Но долго в комнате оставаться не рекомендовалось: излучение было опасным для здоровья.

Проводились испытания на атмосферное давление. Так проверялись указатели высоты - альтиметры и их детали. Испытание проводилось под воздушным колоколом, куда воздух нагнетался или откачивался при помощи ручного насоса, напоминавшего парикмахерский пульверизатор.

В одной из лабораторий наполняли компасы спиртом. Работа была до элементарности проста: испытатель опускал конец резинового шланга в сосуд, наполненный спиртом, и, отсосав порцию воздуха из другого конца, быстро опускал его в отверстие компаса. Так часто поступают шоферы при заливке бензина. Но водитель, как известно, не допустит, чтобы жидкость попала ему в рот. С заливщиками компасов случалось и обратное.
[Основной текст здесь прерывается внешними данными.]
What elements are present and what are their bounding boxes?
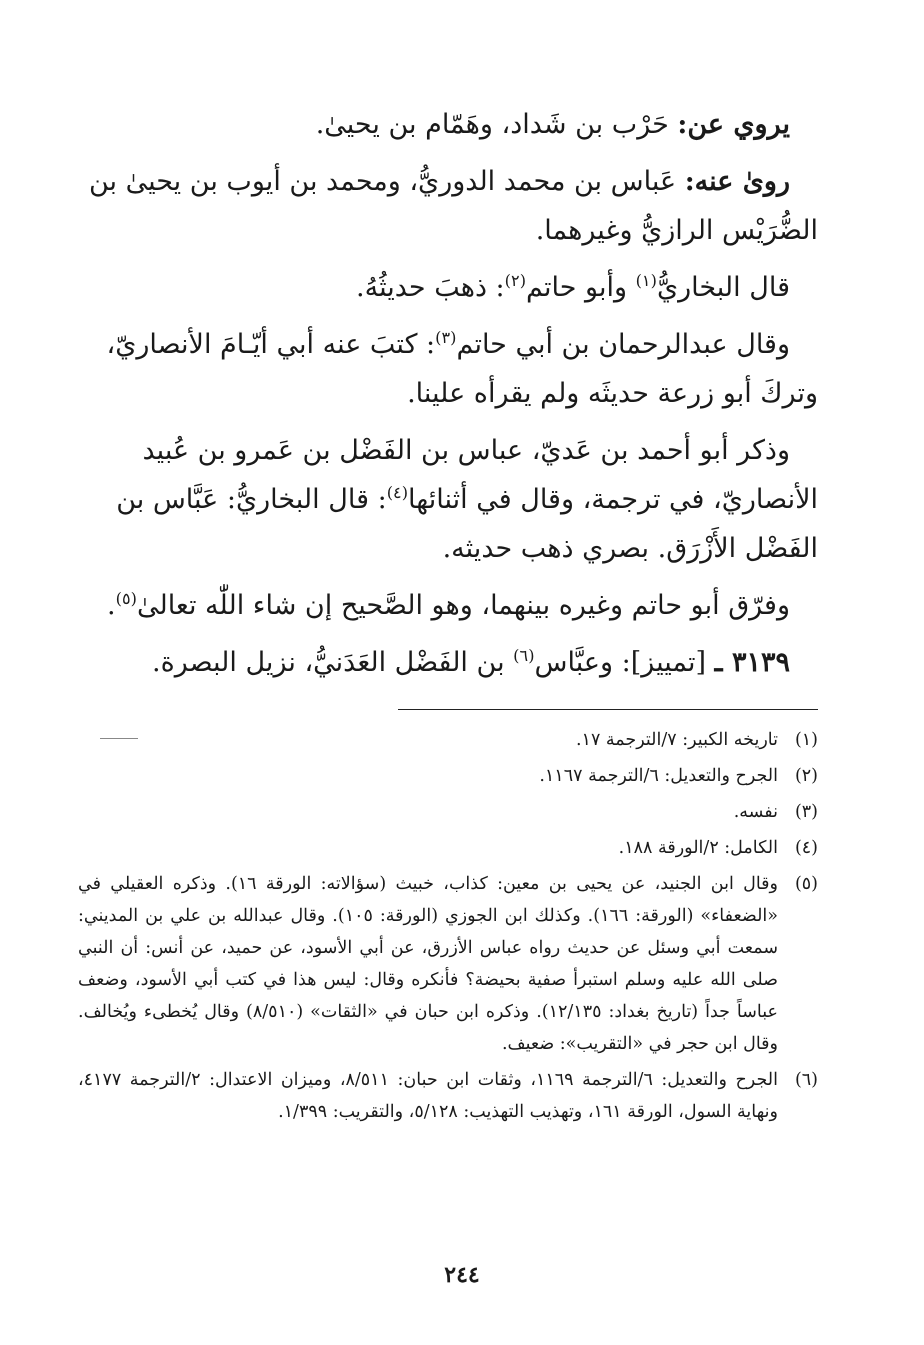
entry-3139 [78,638,818,687]
footnote-ref-6[interactable]: (٦) [513,646,535,665]
footnote-ref-3[interactable]: (٣) [435,328,457,347]
paragraph-distinction [78,581,818,630]
paragraph-narrates-from [78,100,818,149]
paragraph-ibn-abi-hatim [78,320,818,418]
entry-number: ٣١٣٩ ـ [714,647,790,678]
footnote-ref-2[interactable]: (٢) [504,271,527,290]
footnote-1 [78,724,818,756]
footnote-number: (٦) [794,1070,818,1090]
footnote-ref-5[interactable]: (٥) [115,589,137,608]
footnote-text: الجرح والتعديل: ٦/الترجمة ١١٦٩، وثقات ابن حبان: ٨/٥١١، وميزان الاعتدال: ٢/الترجمة ٤١٧٧، ونهاية السول، الورقة ١٦١، وتهذيب التهذيب: ٥/١٢٨، والتقريب: ١/٣٩٩. [78,1070,778,1122]
footnote-6 [78,1064,818,1128]
text-part: : ذهبَ حديثُهُ. [356,272,505,303]
main-text [78,100,818,687]
paragraph-narrated-by [78,157,818,255]
footnote-number: (٤) [794,838,818,858]
footnote-4 [78,832,818,864]
text-part: وأبو حاتم [526,272,636,303]
page-content [78,100,818,1132]
text-narrated-by: عَباس بن محمد الدوريُّ، ومحمد بن أيوب بن يحيىٰ بن الضُّرَيْس الرازيُّ وغيرهما. [88,166,818,246]
paragraph-ibn-adi [78,426,818,573]
footnote-number: (١) [794,730,818,750]
footnote-text: الكامل: ٢/الورقة ١٨٨. [618,838,778,858]
entry-text: بن الفَضْل العَدَنيُّ، نزيل البصرة. [151,647,514,678]
label-narrated-by: رویٰ عنه: [684,166,790,197]
footnote-number: (٥) [794,874,818,894]
footnotes [78,724,818,1128]
text-narrates-from: حَرْب بن شَداد، وهَمّام بن يحيىٰ. [315,109,678,140]
label-narrates-from: يروي عن: [677,109,790,140]
footnote-ref-1[interactable]: (١) [635,271,657,290]
footnote-2 [78,760,818,792]
footnote-ref-4[interactable]: (٤) [386,483,409,502]
text-part: : كتبَ عنه أبي أيّـامَ الأنصاريّ، وتركَ أبو زرعة حديثَه ولم يقرأه علينا. [106,329,818,409]
footnote-text: نفسه. [733,802,778,822]
entry-text: [تمييز]: وعبَّاس [534,647,715,678]
footnote-3 [78,796,818,828]
page-number: ٢٤٤ [444,1262,480,1288]
text-part: : قال البخاريُّ: عَبَّاس بن الفَضْل الأَزْرَق. بصري ذهب حديثه. [116,484,818,564]
text-part: وفرّق أبو حاتم وغيره بينهما، وهو الصَّحيح إن شاء اللّٰه تعالىٰ [136,590,790,621]
text-part: . [107,590,116,621]
footnote-text: الجرح والتعديل: ٦/الترجمة ١١٦٧. [539,766,778,786]
footnote-divider [398,709,818,710]
footnote-number: (٣) [794,802,818,822]
footnote-text: تاريخه الكبير: ٧/الترجمة ١٧. [575,730,778,750]
margin-scan-mark [100,738,138,739]
footnote-text: وقال ابن الجنيد، عن يحيى بن معين: كذاب، خبيث (سؤالاته: الورقة ١٦). وذكره العقيلي في «الضعفاء» (الورقة: ١٦٦). وكذلك ابن الجوزي (الورقة: ١٠٥). وقال عبدالله بن علي بن المديني: سمعت أبي وسئل عن حديث رواه عباس الأزرق، عن أبي الأسود، عن حميد، عن أنس: أن النبي صلى الله عليه وسلم استبرأ صفية بحيضة؟ فأنكره وقال: ليس هذا في كتب أبي الأسود، وضعف عباساً جداً (تاريخ بغداد: ١٢/١٣٥). وذكره ابن حبان في «الثقات» (٨/٥١٠) وقال يُخطىء ويُخالف. وقال ابن حجر في «التقريب»: ضعيف. [78,874,778,1054]
text-part: وقال عبدالرحمان بن أبي حاتم [456,329,790,360]
paragraph-bukhari-abuhatim [78,263,818,312]
footnote-5 [78,868,818,1060]
footnote-number: (٢) [794,766,818,786]
text-part: قال البخاريُّ [656,272,790,303]
text-part: وذكر أبو أحمد بن عَديّ، عباس بن الفَضْل بن عَمرو بن عُبيد الأنصاريّ، في ترجمة، وقال في أثنائها [142,435,818,515]
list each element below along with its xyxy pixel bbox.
Когда в чаше прибора исчезал последний воздушный пузырек, компас крепко завинчивался, и приемщик опломбировывал его специальными щипцами.

Конечно, все эти испытания позволяли только приближенно установить работу приборов в условиях полета.

Завод остро нуждался в испытательной аппаратуре, опытных стендах и самых различных установках. В первую очередь требовалась аэродинамическая труба, чтобы проверять продукцию в скоростных потоках воздуха.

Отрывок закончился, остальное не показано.